During eight years in power, Blair has enjoyed a triple-digit majority in the House of Commons. If he wins a third term, he would be the first Labor premier to do so and equal the record of Margaret Thatcher of the Conservative Party.

But the huge leads Blair had in opinion polls before the two previous elections are absent this year. Surveys published by the Times, the Guardian and the Independent newspapers showed the Labor Party between 2 and 6 percentage points ahead of the Conservatives, but a poll by Market & Opinion Research International (MORI) for the Financial Times found that among those who said they were "certain to vote," the Conservatives had a five-point lead.

According to Robert Worcester, the chairman of MORI, this did not mean that Conservatives would claim victory; the electoral system in Britain favors Labor, whose support is spread more evenly across the country. But it did pose the possibility of a hung Parliament or a greatly reduced Labor majority.

"That would mean losing a great many 'Blairites' in the House of Commons," Worcester said, "and leave him with lawmakers in his own party who are not sympathetic with his aims and who would make his life difficult at best, impossible at worst."

Labor has 410 lawmakers in Commons, which gives Blair a 161-seat majority in the 659-seat body. Under Britain's parliamentary system, the leader of the party with the most seats automatically becomes prime minister.
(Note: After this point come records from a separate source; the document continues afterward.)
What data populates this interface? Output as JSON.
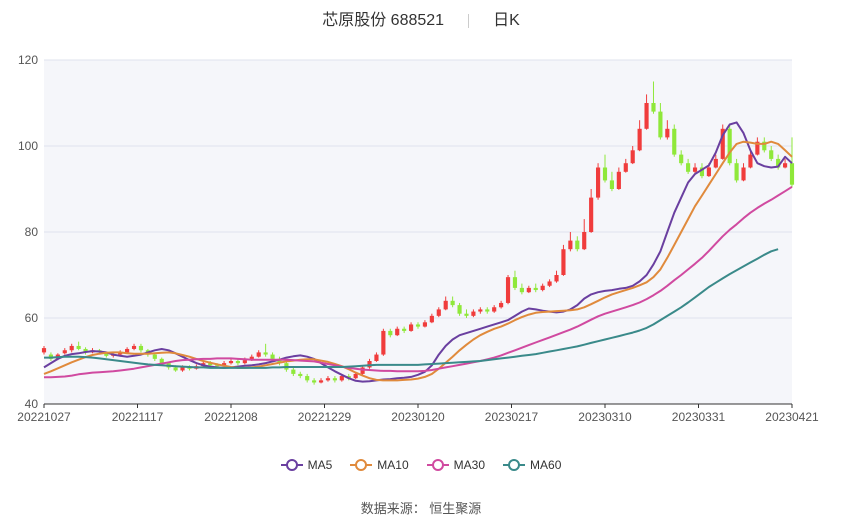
{
  "title": {
    "name": "芯原股份 688521",
    "period": "日K"
  },
  "source_text": "数据来源： 恒生聚源",
  "colors": {
    "up": "#f03c3c",
    "down": "#8fe83a",
    "ma5": "#6a3fa0",
    "ma10": "#e08a3c",
    "ma30": "#d04aa0",
    "ma60": "#3a8a8a",
    "plot_band": "#f5f6fa",
    "grid": "#dfe3ee"
  },
  "chart_data": {
    "type": "candlestick",
    "ylim": [
      40,
      120
    ],
    "yticks": [
      40,
      60,
      80,
      100,
      120
    ],
    "xtick_labels": [
      "20221027",
      "20221117",
      "20221208",
      "20221229",
      "20230120",
      "20230217",
      "20230310",
      "20230331",
      "20230421"
    ],
    "legend_position": "bottom-center",
    "grid": true,
    "series": [
      {
        "name": "MA5",
        "color_key": "ma5",
        "values": [
          48.5,
          49.5,
          50.5,
          51.2,
          51.6,
          51.8,
          52.1,
          52.3,
          52.2,
          52.0,
          51.5,
          51.2,
          51.0,
          51.2,
          51.5,
          52.0,
          52.5,
          52.8,
          52.5,
          51.8,
          51.0,
          50.2,
          49.5,
          49.0,
          48.7,
          48.5,
          48.4,
          48.5,
          48.7,
          48.9,
          49.0,
          49.2,
          49.5,
          49.9,
          50.3,
          50.8,
          51.1,
          51.3,
          51.0,
          50.5,
          49.5,
          48.5,
          47.6,
          46.8,
          46.0,
          45.4,
          45.2,
          45.3,
          45.5,
          45.7,
          45.8,
          46.0,
          46.1,
          46.3,
          46.8,
          47.5,
          49.0,
          51.5,
          53.5,
          55.0,
          56.0,
          56.5,
          57.0,
          57.5,
          58.0,
          58.5,
          59.0,
          59.5,
          60.5,
          61.5,
          62.2,
          62.0,
          61.7,
          61.5,
          61.3,
          61.5,
          62.0,
          63.0,
          64.5,
          65.5,
          66.0,
          66.3,
          66.5,
          66.8,
          67.0,
          67.5,
          68.5,
          70.0,
          72.5,
          75.5,
          80.0,
          84.5,
          88.0,
          91.5,
          93.5,
          94.5,
          95.5,
          98.5,
          102.5,
          105.0,
          105.5,
          103.0,
          99.0,
          96.0,
          95.3,
          95.0,
          95.2,
          97.5,
          96.0
        ]
      },
      {
        "name": "MA10",
        "color_key": "ma10",
        "values": [
          47.0,
          47.6,
          48.3,
          49.0,
          49.7,
          50.3,
          50.9,
          51.4,
          51.7,
          51.9,
          52.0,
          52.0,
          51.8,
          51.7,
          51.7,
          51.7,
          51.8,
          51.9,
          52.0,
          51.8,
          51.4,
          51.0,
          50.5,
          50.0,
          49.6,
          49.2,
          48.9,
          48.6,
          48.4,
          48.4,
          48.5,
          48.7,
          49.0,
          49.3,
          49.6,
          49.9,
          50.1,
          50.3,
          50.4,
          50.4,
          50.1,
          49.8,
          49.3,
          48.8,
          48.1,
          47.3,
          46.6,
          46.0,
          45.6,
          45.5,
          45.5,
          45.5,
          45.6,
          45.7,
          45.9,
          46.3,
          47.0,
          48.2,
          49.6,
          51.0,
          52.5,
          53.8,
          55.0,
          56.0,
          56.8,
          57.5,
          58.0,
          58.7,
          59.5,
          60.2,
          60.8,
          61.2,
          61.4,
          61.5,
          61.6,
          61.7,
          61.8,
          62.0,
          62.5,
          63.2,
          64.0,
          64.8,
          65.5,
          66.0,
          66.5,
          67.0,
          67.6,
          68.3,
          69.5,
          71.3,
          74.0,
          77.0,
          80.0,
          83.0,
          86.0,
          88.5,
          91.0,
          93.5,
          96.0,
          98.5,
          100.5,
          101.0,
          100.8,
          100.5,
          100.5,
          101.0,
          100.5,
          99.0,
          97.5
        ]
      },
      {
        "name": "MA30",
        "color_key": "ma30",
        "values": [
          46.2,
          46.2,
          46.3,
          46.4,
          46.6,
          46.9,
          47.1,
          47.3,
          47.4,
          47.5,
          47.6,
          47.8,
          48.0,
          48.2,
          48.5,
          48.8,
          49.1,
          49.4,
          49.7,
          50.0,
          50.2,
          50.3,
          50.4,
          50.5,
          50.5,
          50.6,
          50.6,
          50.6,
          50.5,
          50.4,
          50.3,
          50.3,
          50.3,
          50.3,
          50.3,
          50.3,
          50.2,
          50.1,
          50.0,
          49.9,
          49.6,
          49.3,
          49.0,
          48.7,
          48.4,
          48.2,
          48.0,
          47.9,
          47.8,
          47.7,
          47.7,
          47.6,
          47.6,
          47.6,
          47.6,
          47.7,
          47.9,
          48.2,
          48.5,
          48.8,
          49.1,
          49.4,
          49.7,
          50.0,
          50.4,
          50.8,
          51.3,
          51.9,
          52.5,
          53.1,
          53.7,
          54.3,
          54.9,
          55.5,
          56.1,
          56.7,
          57.3,
          58.0,
          58.8,
          59.6,
          60.4,
          61.0,
          61.5,
          62.0,
          62.5,
          63.0,
          63.6,
          64.4,
          65.3,
          66.3,
          67.5,
          68.8,
          70.0,
          71.3,
          72.6,
          74.0,
          75.6,
          77.3,
          79.0,
          80.5,
          81.8,
          83.2,
          84.5,
          85.6,
          86.6,
          87.5,
          88.5,
          89.5,
          90.5
        ]
      },
      {
        "name": "MA60",
        "color_key": "ma60",
        "values": [
          50.8,
          50.8,
          50.9,
          51.0,
          51.0,
          51.0,
          50.9,
          50.8,
          50.6,
          50.4,
          50.2,
          50.0,
          49.8,
          49.6,
          49.4,
          49.2,
          49.1,
          49.0,
          48.9,
          48.8,
          48.7,
          48.6,
          48.5,
          48.5,
          48.4,
          48.4,
          48.4,
          48.4,
          48.4,
          48.4,
          48.4,
          48.4,
          48.4,
          48.5,
          48.5,
          48.6,
          48.6,
          48.6,
          48.6,
          48.6,
          48.6,
          48.6,
          48.6,
          48.6,
          48.7,
          48.8,
          48.9,
          49.0,
          49.1,
          49.1,
          49.1,
          49.1,
          49.1,
          49.1,
          49.1,
          49.2,
          49.3,
          49.4,
          49.5,
          49.6,
          49.7,
          49.8,
          49.9,
          50.0,
          50.2,
          50.4,
          50.6,
          50.8,
          51.0,
          51.2,
          51.4,
          51.6,
          51.9,
          52.2,
          52.5,
          52.8,
          53.1,
          53.4,
          53.8,
          54.2,
          54.6,
          55.0,
          55.4,
          55.8,
          56.2,
          56.6,
          57.1,
          57.7,
          58.5,
          59.5,
          60.5,
          61.5,
          62.5,
          63.6,
          64.8,
          66.0,
          67.2,
          68.2,
          69.2,
          70.2,
          71.1,
          72.0,
          72.9,
          73.8,
          74.7,
          75.5,
          76.0
        ]
      }
    ],
    "candles": [
      [
        52,
        53,
        51.5,
        53.5
      ],
      [
        51.5,
        50.5,
        50,
        52
      ],
      [
        50.5,
        51.5,
        50.2,
        51.8
      ],
      [
        51.8,
        52.5,
        51.5,
        53
      ],
      [
        52.5,
        53.5,
        52,
        54
      ],
      [
        53.5,
        52.8,
        52.5,
        54.5
      ],
      [
        52.8,
        52,
        51.5,
        53.2
      ],
      [
        52,
        52.5,
        51.8,
        53
      ],
      [
        52.5,
        52,
        51.5,
        52.8
      ],
      [
        52,
        51.2,
        50.8,
        52.2
      ],
      [
        51.2,
        51.5,
        50.8,
        51.8
      ],
      [
        51.5,
        52,
        51,
        52.5
      ],
      [
        52,
        52.8,
        51.8,
        53.2
      ],
      [
        52.8,
        53.5,
        52.5,
        54
      ],
      [
        53.5,
        52.5,
        52,
        54
      ],
      [
        52.5,
        51.5,
        51,
        52.8
      ],
      [
        51.5,
        50.5,
        50,
        51.8
      ],
      [
        50.5,
        49.5,
        49,
        50.8
      ],
      [
        49.5,
        48.5,
        48,
        49.8
      ],
      [
        48.5,
        47.8,
        47.5,
        49
      ],
      [
        47.8,
        48.5,
        47.5,
        49
      ],
      [
        48.5,
        48.2,
        47.8,
        49
      ],
      [
        48.2,
        48.8,
        48,
        49.2
      ],
      [
        48.8,
        49.5,
        48.5,
        49.8
      ],
      [
        49.5,
        49,
        48.8,
        50
      ],
      [
        49,
        48.8,
        48.5,
        49.5
      ],
      [
        48.8,
        49.5,
        48.5,
        50
      ],
      [
        49.5,
        50,
        49.2,
        50.5
      ],
      [
        50,
        49.5,
        49,
        50.5
      ],
      [
        49.5,
        50.2,
        49.2,
        50.8
      ],
      [
        50.2,
        51,
        50,
        51.5
      ],
      [
        51,
        52,
        50.8,
        52.5
      ],
      [
        52,
        51.5,
        51,
        54
      ],
      [
        51.5,
        50.5,
        50,
        52
      ],
      [
        50.5,
        49.5,
        49,
        51
      ],
      [
        49.5,
        48,
        47.5,
        50
      ],
      [
        48,
        47,
        46.5,
        48.5
      ],
      [
        47,
        46.5,
        46,
        47.5
      ],
      [
        46.5,
        45.5,
        45,
        47
      ],
      [
        45.5,
        45,
        44.5,
        46
      ],
      [
        45,
        45.5,
        44.8,
        46
      ],
      [
        45.5,
        46,
        45.2,
        46.5
      ],
      [
        46,
        45.5,
        45,
        46.5
      ],
      [
        45.5,
        46.5,
        45.2,
        47
      ],
      [
        46.5,
        46,
        45.5,
        47
      ],
      [
        46,
        47,
        45.8,
        47.5
      ],
      [
        47,
        48.5,
        46.8,
        49
      ],
      [
        48.5,
        50,
        48.2,
        50.5
      ],
      [
        50,
        51.5,
        49.8,
        52
      ],
      [
        51.5,
        57,
        51.2,
        57.5
      ],
      [
        57,
        56,
        55.5,
        57.5
      ],
      [
        56,
        57.5,
        55.8,
        58
      ],
      [
        57.5,
        57,
        56.5,
        58
      ],
      [
        57,
        58.5,
        56.8,
        59
      ],
      [
        58.5,
        58,
        57.5,
        59
      ],
      [
        58,
        59,
        57.8,
        59.5
      ],
      [
        59,
        60.5,
        58.8,
        61
      ],
      [
        60.5,
        62,
        60.2,
        62.5
      ],
      [
        62,
        64,
        61.8,
        65
      ],
      [
        64,
        63,
        62.5,
        65
      ],
      [
        63,
        61,
        60.5,
        63.5
      ],
      [
        61,
        60.5,
        60,
        62
      ],
      [
        60.5,
        61.5,
        60.2,
        62
      ],
      [
        61.5,
        62,
        61,
        62.5
      ],
      [
        62,
        61.5,
        61,
        62.5
      ],
      [
        61.5,
        62.5,
        61.2,
        63
      ],
      [
        62.5,
        63.5,
        62.2,
        64
      ],
      [
        63.5,
        69.5,
        63.2,
        70
      ],
      [
        69.5,
        67,
        66.5,
        71
      ],
      [
        67,
        66,
        65.5,
        68
      ],
      [
        66,
        67,
        65.8,
        67.5
      ],
      [
        67,
        66.5,
        66,
        68
      ],
      [
        66.5,
        67.5,
        66.2,
        68
      ],
      [
        67.5,
        68.5,
        67.2,
        69
      ],
      [
        68.5,
        70,
        68.2,
        71
      ],
      [
        70,
        76,
        69.8,
        77
      ],
      [
        76,
        78,
        75.5,
        80
      ],
      [
        78,
        76,
        75.5,
        79
      ],
      [
        76,
        80,
        75.8,
        83
      ],
      [
        80,
        88,
        79.8,
        90
      ],
      [
        88,
        95,
        87.5,
        96
      ],
      [
        95,
        92,
        91.5,
        98
      ],
      [
        92,
        90,
        89.5,
        94
      ],
      [
        90,
        94,
        89.8,
        95
      ],
      [
        94,
        96,
        93.8,
        97
      ],
      [
        96,
        99,
        95.8,
        100
      ],
      [
        99,
        104,
        98.8,
        106
      ],
      [
        104,
        110,
        103.8,
        112
      ],
      [
        110,
        108,
        107.5,
        115
      ],
      [
        108,
        102,
        101.5,
        110
      ],
      [
        102,
        104,
        101.5,
        106
      ],
      [
        104,
        98,
        97.5,
        105
      ],
      [
        98,
        96,
        95.5,
        99
      ],
      [
        96,
        94,
        93.5,
        97
      ],
      [
        94,
        95,
        93.5,
        96
      ],
      [
        95,
        93,
        92.5,
        96
      ],
      [
        93,
        95,
        92.8,
        96
      ],
      [
        95,
        97,
        94.8,
        98
      ],
      [
        97,
        104,
        96.8,
        105
      ],
      [
        104,
        96,
        95.5,
        105
      ],
      [
        96,
        92,
        91.5,
        97
      ],
      [
        92,
        95,
        91.8,
        96
      ],
      [
        95,
        98,
        94.8,
        99
      ],
      [
        98,
        101,
        97.8,
        102
      ],
      [
        101,
        99,
        98.5,
        102
      ],
      [
        99,
        97,
        96.5,
        100
      ],
      [
        97,
        95,
        94.5,
        98
      ],
      [
        95,
        96,
        94.8,
        97
      ],
      [
        96,
        91,
        90.5,
        102
      ]
    ]
  }
}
Michael Howard, the conservative leader, urged voters not to reward Blair for "eight years of broken promises." In the weeks before Tuesday's announcement, Howard has put Labor on the defensive over such issues as immigration and health care. But because his party also supported the war, he has been unable to capitalize on anger over Iraq.

The Liberal Democrats, the only major party to oppose the war, have focused on pledges to increase numbers of police and reform local tax laws.

Blair had planned to announce the election Monday but deferred for 24 hours out of respect for the death of Pope John Paul II. In line with tradition, he set the process in motion by formally asking Queen Elizabeth II to dissolve Parliament.